Of course none of this would matter if the game didn't handle well and look good. Thankfully it does both superbly well. The mechanics from the third game remain intact but have been modified and tightened up to provide a far superior experience to the one that you find in the games' predecessor. The graphics have also been improved. The world seems more varied this time around and the power of the graphics engine means that the harshness of the landscape can truly be understood. It also means that there is a strong urge to explore. You might see a tower in the distance and it's virtually impossible to resist the urge to go and see it, to see who or what is there, what it is and what you can find there.

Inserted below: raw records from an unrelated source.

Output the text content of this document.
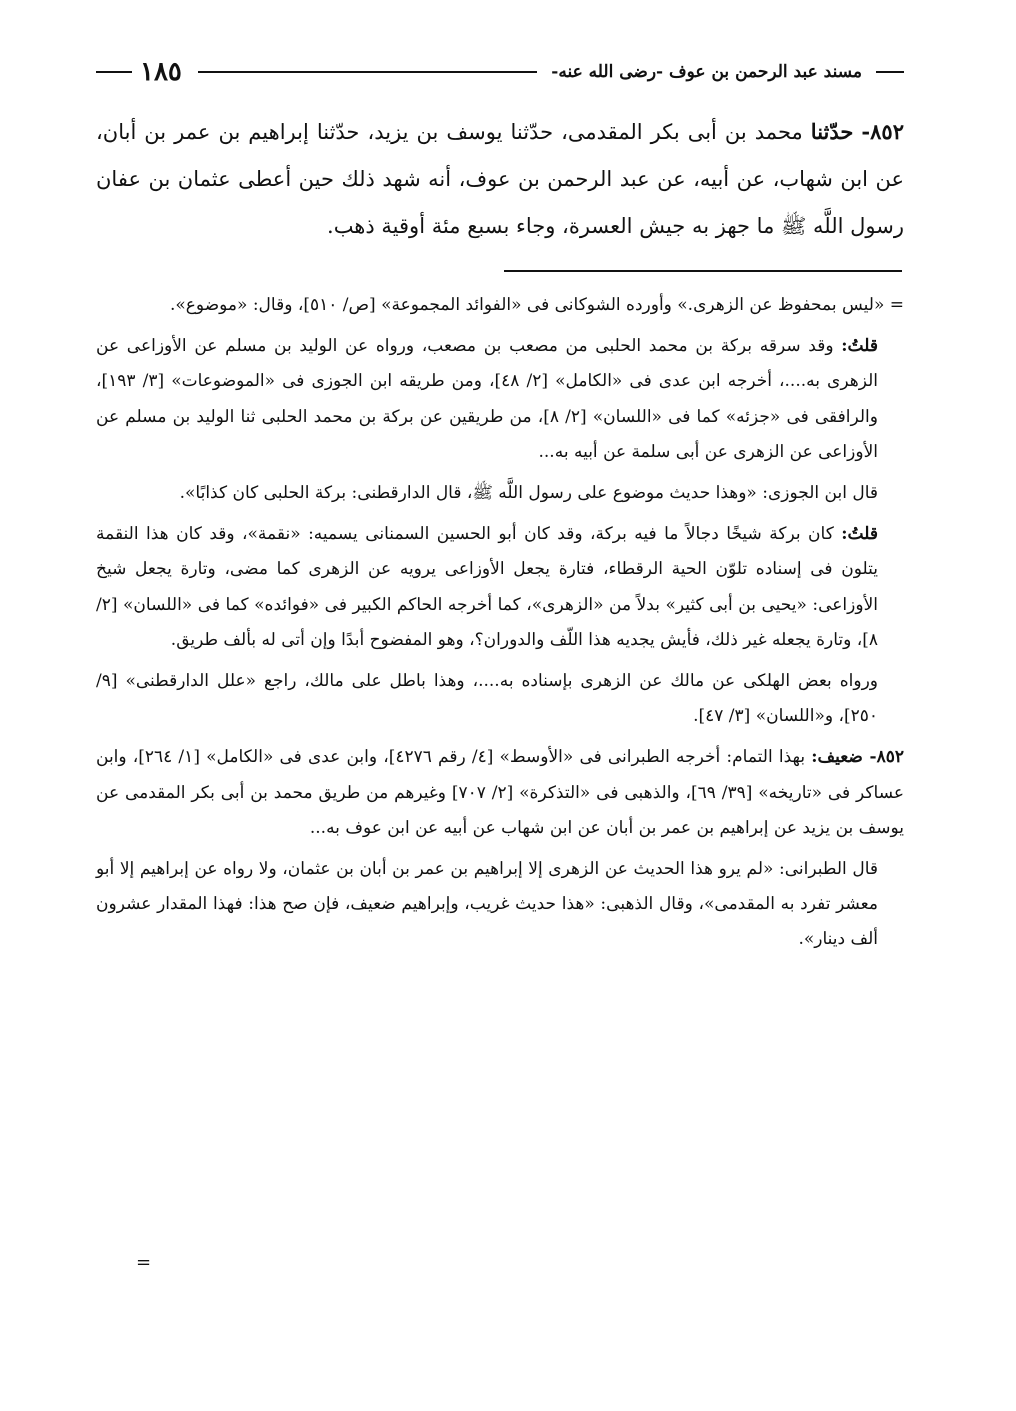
مسند عبد الرحمن بن عوف -رضى الله عنه-
١٨٥
٨٥٢- حدّثنا محمد بن أبى بكر المقدمى، حدّثنا يوسف بن يزيد، حدّثنا إبراهيم بن عمر بن أبان، عن ابن شهاب، عن أبيه، عن عبد الرحمن بن عوف، أنه شهد ذلك حين أعطى عثمان بن عفان رسول اللَّه ﷺ ما جهز به جيش العسرة، وجاء بسبع مئة أوقية ذهب.

= «ليس بمحفوظ عن الزهرى.» وأورده الشوكانى فى «الفوائد المجموعة» [ص/ ٥١٠]، وقال: «موضوع».

قلتُ: وقد سرقه بركة بن محمد الحلبى من مصعب بن مصعب، ورواه عن الوليد بن مسلم عن الأوزاعى عن الزهرى به....، أخرجه ابن عدى فى «الكامل» [٢/ ٤٨]، ومن طريقه ابن الجوزى فى «الموضوعات» [٣/ ١٩٣]، والرافقى فى «جزئه» كما فى «اللسان» [٢/ ٨]، من طريقين عن بركة بن محمد الحلبى ثنا الوليد بن مسلم عن الأوزاعى عن الزهرى عن أبى سلمة عن أبيه به...

قال ابن الجوزى: «وهذا حديث موضوع على رسول اللَّه ﷺ، قال الدارقطنى: بركة الحلبى كان كذابًا».

قلتُ: كان بركة شيخًا دجالاً ما فيه بركة، وقد كان أبو الحسين السمنانى يسميه: «نقمة»، وقد كان هذا النقمة يتلون فى إسناده تلوّن الحية الرقطاء، فتارة يجعل الأوزاعى يرويه عن الزهرى كما مضى، وتارة يجعل شيخ الأوزاعى: «يحيى بن أبى كثير» بدلاً من «الزهرى»، كما أخرجه الحاكم الكبير فى «فوائده» كما فى «اللسان» [٢/ ٨]، وتارة يجعله غير ذلك، فأيش يجديه هذا اللّف والدوران؟، وهو المفضوح أبدًا وإن أتى له بألف طريق.

ورواه بعض الهلكى عن مالك عن الزهرى بإسناده به....، وهذا باطل على مالك، راجع «علل الدارقطنى» [٩/ ٢٥٠]، و«اللسان» [٣/ ٤٧].

٨٥٢- ضعيف: بهذا التمام: أخرجه الطبرانى فى «الأوسط» [٤/ رقم ٤٢٧٦]، وابن عدى فى «الكامل» [١/ ٢٦٤]، وابن عساكر فى «تاريخه» [٣٩/ ٦٩]، والذهبى فى «التذكرة» [٢/ ٧٠٧] وغيرهم من طريق محمد بن أبى بكر المقدمى عن يوسف بن يزيد عن إبراهيم بن عمر بن أبان عن ابن شهاب عن أبيه عن ابن عوف به...

قال الطبرانى: «لم يرو هذا الحديث عن الزهرى إلا إبراهيم بن عمر بن أبان بن عثمان، ولا رواه عن إبراهيم إلا أبو معشر تفرد به المقدمى»، وقال الذهبى: «هذا حديث غريب، وإبراهيم ضعيف، فإن صح هذا: فهذا المقدار عشرون ألف دينار».

=
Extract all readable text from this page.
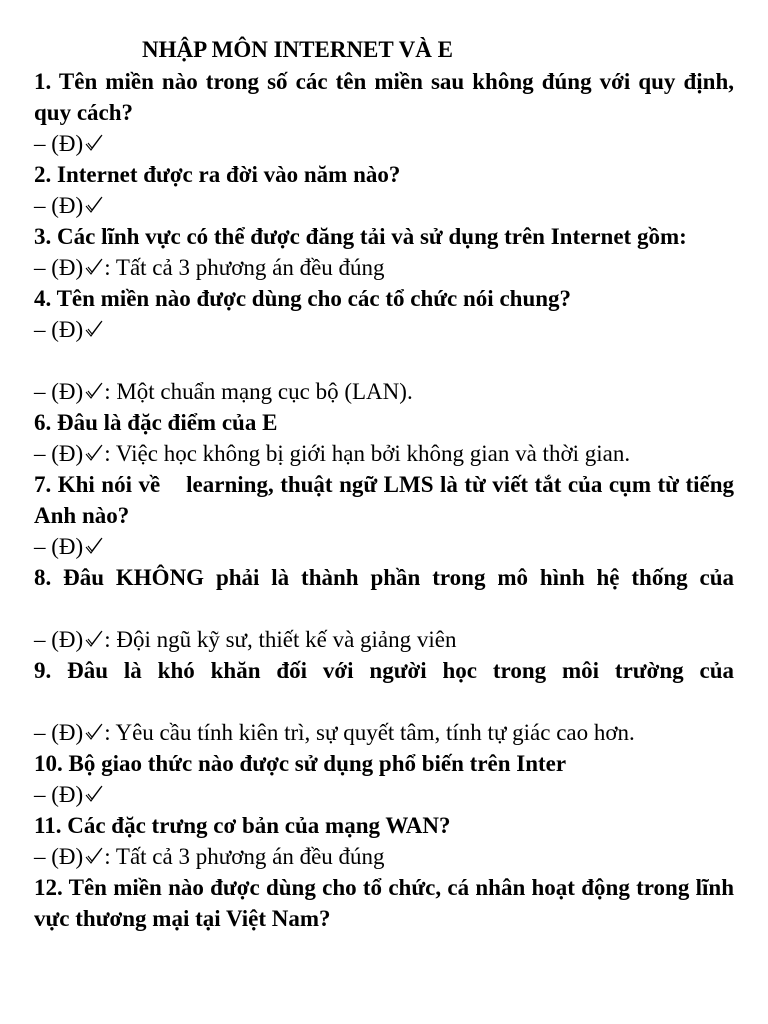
NHẬP MÔN INTERNET VÀ E
1. Tên miền nào trong số các tên miền sau không đúng với quy định, quy cách?
– (Đ)
2. Internet được ra đời vào năm nào?
– (Đ)
3. Các lĩnh vực có thể được đăng tải và sử dụng trên Internet gồm:
– (Đ) : Tất cả 3 phương án đều đúng
4. Tên miền nào được dùng cho các tổ chức nói chung?
– (Đ)
– (Đ) : Một chuẩn mạng cục bộ (LAN).
6. Đâu là đặc điểm của E
– (Đ) : Việc học không bị giới hạn bởi không gian và thời gian.
7. Khi nói về learning, thuật ngữ LMS là từ viết tắt của cụm từ tiếng Anh nào?
– (Đ)
8. Đâu KHÔNG phải là thành phần trong mô hình hệ thống của
– (Đ) : Đội ngũ kỹ sư, thiết kế và giảng viên
9. Đâu là khó khăn đối với người học trong môi trường của
– (Đ) : Yêu cầu tính kiên trì, sự quyết tâm, tính tự giác cao hơn.
10. Bộ giao thức nào được sử dụng phổ biến trên Inter
– (Đ)
11. Các đặc trưng cơ bản của mạng WAN?
– (Đ) : Tất cả 3 phương án đều đúng
12. Tên miền nào được dùng cho tổ chức, cá nhân hoạt động trong lĩnh vực thương mại tại Việt Nam?
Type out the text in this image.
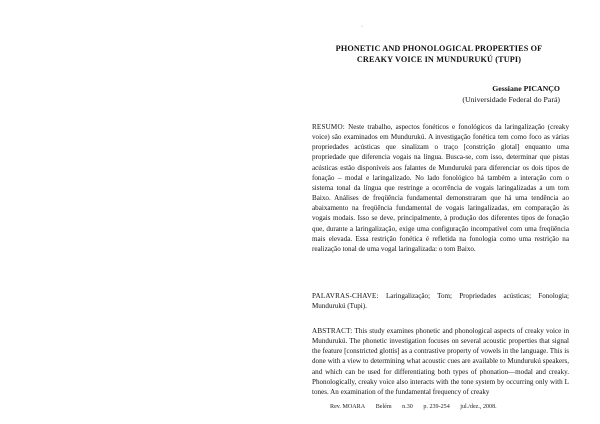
·
PHONETIC AND PHONOLOGICAL PROPERTIES OF CREAKY VOICE IN MUNDURUKÚ (TUPI)
Gessiane PICANÇO
(Universidade Federal do Pará)

RESUMO: Neste trabalho, aspectos fonéticos e fonológicos da laringalização (creaky voice) são examinados em Mundurukú. A investigação fonética tem como foco as várias propriedades acústicas que sinalizam o traço [constrição glotal] enquanto uma propriedade que diferencia vogais na língua. Busca-se, com isso, determinar que pistas acústicas estão disponíveis aos falantes de Mundurukú para diferenciar os dois tipos de fonação – modal e laringalizado. No lado fonológico há também a interação com o sistema tonal da língua que restringe a ocorrência de vogais laringalizadas a um tom Baixo. Análises de freqüência fundamental demonstraram que há uma tendência ao abaixamento na freqüência fundamental de vogais laringalizadas, em comparação às vogais modais. Isso se deve, principalmente, à produção dos diferentes tipos de fonação que, durante a laringalização, exige uma configuração incompatível com uma freqüência mais elevada. Essa restrição fonética é refletida na fonologia como uma restrição na realização tonal de uma vogal laringalizada: o tom Baixo.

PALAVRAS-CHAVE: Laringalização; Tom; Propriedades acústicas; Fonologia; Mundurukú (Tupi).

ABSTRACT: This study examines phonetic and phonological aspects of creaky voice in Mundurukú. The phonetic investigation focuses on several acoustic properties that signal the feature [constricted glottis] as a contrastive property of vowels in the language. This is done with a view to determining what acoustic cues are available to Mundurukú speakers, and which can be used for differentiating both types of phonation—modal and creaky. Phonologically, creaky voice also interacts with the tone system by occurring only with L tones. An examination of the fundamental frequency of creaky

Rev. MOARA Belém n.30 p. 239-254 jul./dez., 2008.
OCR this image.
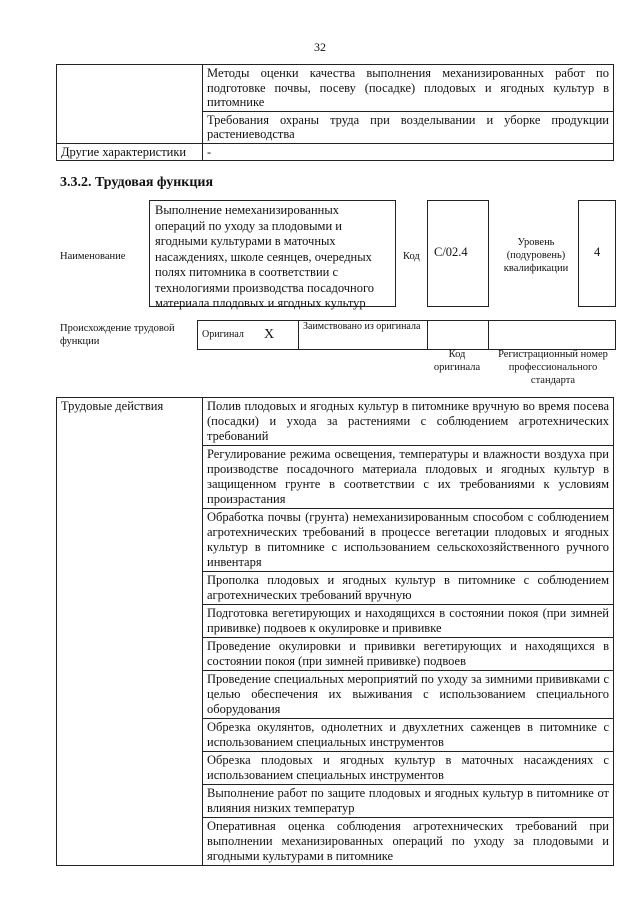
32
	Методы оценки качества выполнения механизированных работ по подготовке почвы, посеву (посадке) плодовых и ягодных культур в питомнике
	Требования охраны труда при возделывании и уборке продукции растениеводства
Другие характеристики	-
3.3.2. Трудовая функция
Наименование
Выполнение немеханизированных операций по уходу за плодовыми и ягодными культурами в маточных насаждениях, школе сеянцев, очередных полях питомника в соответствии с технологиями производства посадочного материала плодовых и ягодных культур
Код C/02.4
Уровень (подуровень) квалификации
4
Происхождение трудовой функции
Оригинал	X	Заимствовано из оригинала		
Код оригинала
Регистрационный номер профессионального стандарта
Трудовые действия	Полив плодовых и ягодных культур в питомнике вручную во время посева (посадки) и ухода за растениями с соблюдением агротехнических требований
Регулирование режима освещения, температуры и влажности воздуха при производстве посадочного материала плодовых и ягодных культур в защищенном грунте в соответствии с их требованиями к условиям произрастания
Обработка почвы (грунта) немеханизированным способом с соблюдением агротехнических требований в процессе вегетации плодовых и ягодных культур в питомнике с использованием сельскохозяйственного ручного инвентаря
Прополка плодовых и ягодных культур в питомнике с соблюдением агротехнических требований вручную
Подготовка вегетирующих и находящихся в состоянии покоя (при зимней прививке) подвоев к окулировке и прививке
Проведение окулировки и прививки вегетирующих и находящихся в состоянии покоя (при зимней прививке) подвоев
Проведение специальных мероприятий по уходу за зимними прививками с целью обеспечения их выживания с использованием специального оборудования
Обрезка окулянтов, однолетних и двухлетних саженцев в питомнике с использованием специальных инструментов
Обрезка плодовых и ягодных культур в маточных насаждениях с использованием специальных инструментов
Выполнение работ по защите плодовых и ягодных культур в питомнике от влияния низких температур
Оперативная оценка соблюдения агротехнических требований при выполнении механизированных операций по уходу за плодовыми и ягодными культурами в питомнике
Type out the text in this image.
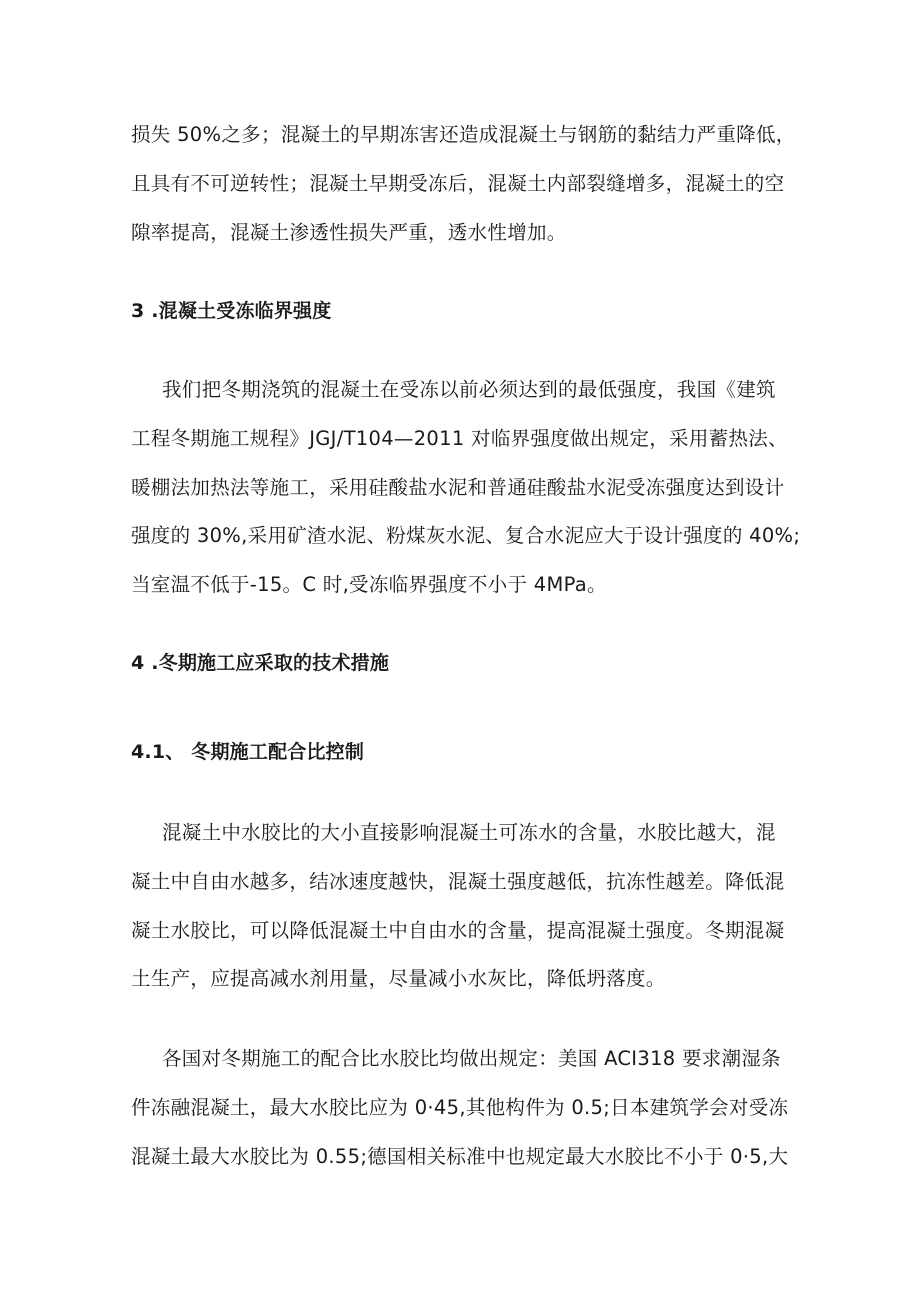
损失 50%之多；混凝土的早期冻害还造成混凝土与钢筋的黏结力严重降低，
且具有不可逆转性；混凝土早期受冻后，混凝土内部裂缝增多，混凝土的空
隙率提高，混凝土渗透性损失严重，透水性增加。
3 .混凝土受冻临界强度
我们把冬期浇筑的混凝土在受冻以前必须达到的最低强度，我国《建筑
工程冬期施工规程》JGJ/T104—2011 对临界强度做出规定，采用蓄热法、
暖棚法加热法等施工，采用硅酸盐水泥和普通硅酸盐水泥受冻强度达到设计
强度的 30%,采用矿渣水泥、粉煤灰水泥、复合水泥应大于设计强度的 40%;
当室温不低于-15。C 时,受冻临界强度不小于 4MPa。
4 .冬期施工应采取的技术措施
4.1、 冬期施工配合比控制
混凝土中水胶比的大小直接影响混凝土可冻水的含量，水胶比越大，混
凝土中自由水越多，结冰速度越快，混凝土强度越低，抗冻性越差。降低混
凝土水胶比，可以降低混凝土中自由水的含量，提高混凝土强度。冬期混凝
土生产，应提高减水剂用量，尽量减小水灰比，降低坍落度。
各国对冬期施工的配合比水胶比均做出规定：美国 ACI318 要求潮湿条
件冻融混凝土，最大水胶比应为 0·45,其他构件为 0.5;日本建筑学会对受冻
混凝土最大水胶比为 0.55;德国相关标准中也规定最大水胶比不小于 0·5,大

In a way this is the game's single biggest strength. The story is fantastic and is gripping from start to finish but it's the desire to stray from the beaten path, to turn a quick play through into a session that lasts for well over a hundred hours that makes the game truly great.

Whilst there are many RPG franchises and whilst many of them are great none of them quite capture the same feelings that Fallout can give you, none of them seem so deep and enjoyable and although they are still highly playable there is always the nagging feeling that it isn't quite Fallout. Roll on Fallout 4.